Die Börse heute wurde von einer Vielzahl wichtiger Ereignisse geprägt. Im Mittelpunkt standen die überraschend schwachen US-Inflationsdaten, die Aussagen von Fed-Chef Kevin Warsh, neue Entwicklungen im Nahen Osten sowie der Start einer weiteren heißen Phase der US-Berichtssaison.
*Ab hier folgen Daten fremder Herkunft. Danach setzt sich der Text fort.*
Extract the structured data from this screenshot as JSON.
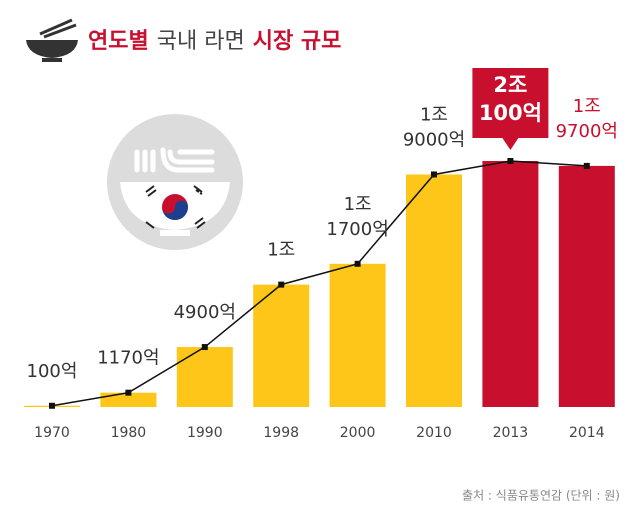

Für Anleger bleibt die Börse aktuell von geldpolitischen Erwartungen, geopolitischen Risiken und Unternehmenszahlen gleichermaßen beeinflusst.
US-Inflation fällt erstmals seit sechs Jahren im Monatsvergleich
Das wichtigste Makroereignis des Tages war die Veröffentlichung der US-Inflationsdaten für Juni. Die Verbraucherpreise (VPI) gingen im Monatsvergleich um 0,4% zurück. Es war der erste monatliche Preisrückgang seit dem Corona-Jahr 2020. Noch wichtiger für die Finanzmärkte war jedoch die Kerninflation, die im Jahresvergleich auf 2,6% zurückfiel und damit deutlich unter den Erwartungen lag.
Die Daten führten unmittelbar zu einer Neubewertung der Zinserwartungen. Zu Wochenbeginn hatten Anleger aufgrund der Eskalation zwischen den USA und dem Iran zeitweise zwei Zinserhöhungen der Fed bis Jahresende eingepreist. Nach den Inflationsdaten gilt inzwischen wieder eine einzelne Zinserhöhung als Basisszenario. Die Wahrscheinlichkeit einer Zinserhöhung im September sank auf rund 68%.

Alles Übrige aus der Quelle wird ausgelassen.